Rats are good models for human fetal alcohol syndrome. If pregnant rats drink, their babies show similar brain structure damage and cognitive deficiencies to human children. They are slow to learn and have poor memories.

One standard test to measure this deficiency is to see how fast rats can swim their way through a water maze to find a platform and get out of the water. Over a course of a week, normal rats will learn the maze and get faster at finding the platform. Rats with fetal alcohol syndrome are terrible at this task.

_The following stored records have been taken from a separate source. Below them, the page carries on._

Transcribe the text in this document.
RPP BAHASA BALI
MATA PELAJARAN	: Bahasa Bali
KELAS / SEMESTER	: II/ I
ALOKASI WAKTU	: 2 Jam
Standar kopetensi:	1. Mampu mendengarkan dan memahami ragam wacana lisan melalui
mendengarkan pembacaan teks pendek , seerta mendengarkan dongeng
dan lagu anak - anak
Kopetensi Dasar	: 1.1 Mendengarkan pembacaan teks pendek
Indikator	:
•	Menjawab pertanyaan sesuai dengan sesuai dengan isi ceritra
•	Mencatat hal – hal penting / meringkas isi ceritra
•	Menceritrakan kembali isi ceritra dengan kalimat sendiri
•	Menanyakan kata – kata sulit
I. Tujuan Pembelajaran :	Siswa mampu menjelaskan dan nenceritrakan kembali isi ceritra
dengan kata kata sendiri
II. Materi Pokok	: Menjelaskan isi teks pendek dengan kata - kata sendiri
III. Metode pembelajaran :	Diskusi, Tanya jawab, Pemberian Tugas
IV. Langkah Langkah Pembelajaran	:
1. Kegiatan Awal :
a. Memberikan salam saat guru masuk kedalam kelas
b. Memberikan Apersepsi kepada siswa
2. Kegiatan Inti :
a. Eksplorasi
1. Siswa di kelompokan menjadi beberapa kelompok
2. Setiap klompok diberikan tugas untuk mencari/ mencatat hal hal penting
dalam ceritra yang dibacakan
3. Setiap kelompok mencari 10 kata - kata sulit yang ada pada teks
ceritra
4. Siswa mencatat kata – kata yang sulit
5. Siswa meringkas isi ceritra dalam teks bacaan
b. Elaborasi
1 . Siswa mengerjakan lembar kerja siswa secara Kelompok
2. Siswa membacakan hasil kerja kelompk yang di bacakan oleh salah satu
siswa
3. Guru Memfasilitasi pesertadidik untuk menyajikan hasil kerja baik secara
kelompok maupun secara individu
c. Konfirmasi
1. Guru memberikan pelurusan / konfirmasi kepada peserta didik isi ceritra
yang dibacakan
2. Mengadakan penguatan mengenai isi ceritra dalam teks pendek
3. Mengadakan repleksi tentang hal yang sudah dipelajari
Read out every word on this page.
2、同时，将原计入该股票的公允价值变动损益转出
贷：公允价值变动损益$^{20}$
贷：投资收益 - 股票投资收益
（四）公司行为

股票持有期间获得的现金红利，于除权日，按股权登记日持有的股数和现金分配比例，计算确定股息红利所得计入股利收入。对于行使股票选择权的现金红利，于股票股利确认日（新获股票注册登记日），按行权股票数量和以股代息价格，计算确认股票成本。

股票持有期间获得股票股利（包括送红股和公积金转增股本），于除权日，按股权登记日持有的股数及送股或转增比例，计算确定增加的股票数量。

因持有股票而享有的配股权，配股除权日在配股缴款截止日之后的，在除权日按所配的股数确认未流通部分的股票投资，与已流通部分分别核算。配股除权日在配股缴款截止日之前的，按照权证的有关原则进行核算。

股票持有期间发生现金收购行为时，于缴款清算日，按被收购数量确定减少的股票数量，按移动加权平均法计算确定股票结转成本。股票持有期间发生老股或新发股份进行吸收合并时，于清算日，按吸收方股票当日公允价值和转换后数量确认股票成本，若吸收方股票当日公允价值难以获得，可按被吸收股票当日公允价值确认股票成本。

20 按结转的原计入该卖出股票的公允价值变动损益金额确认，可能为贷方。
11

But Christie found that if he submitted the rats to exercise, they would improve to the point of being indistinguishable from other rats. There are several exciting aspects to this finding – for one, Christie used adult rats with fetal alcohol syndrome, implying that it is never too late to feel the effects of exercise.

Christie does not believe that exercise will be as dramatic a cure in humans given their relative brain complexity. Still, he believes daily exercise should be a key treatment. He points out that many schools discourage running around in an effort to keep kids from becoming overexcited, clearly a bad strategy given Christie’s work.

Christie is currently taking a closer look at the mechanisms that exercise activates in the brain. He uses a variety of techniques such as immunohistochemistry to look for new neural growth, changes to the number of synapses and the complexity of dendrites. He also delves into the molecular level to look for changes in protein expression in neurons.

The applications of his work are astonishingly wide. As Christie points out, the effects of exercise seem to reduce the impact of any stress on the brain – whether the stress comes from amyloid plaques in Alzheimer’s disease, to just a hard day at work. Christie’s next step is to repeat the exercise studies in a rat model for Alzheimer’s disease.

He describes the brain as being in constant flux where neural growth can be ramped up or dampened. “We’re on the leading edge of showing that the brain is a dynamic structure,” he says.

It wasn’t long ago that neuroscientists thought adults could not produce new brain cells at all – you were born with a certain number which you slowly lost over your lifetime.

Christie was a key figure in overthrowing that paradigm in 2002, when he and collaborator Fred Gage at the Laboratory of Genetics at the Salk Institute proved that people continue to produce new functional brain cells as adults.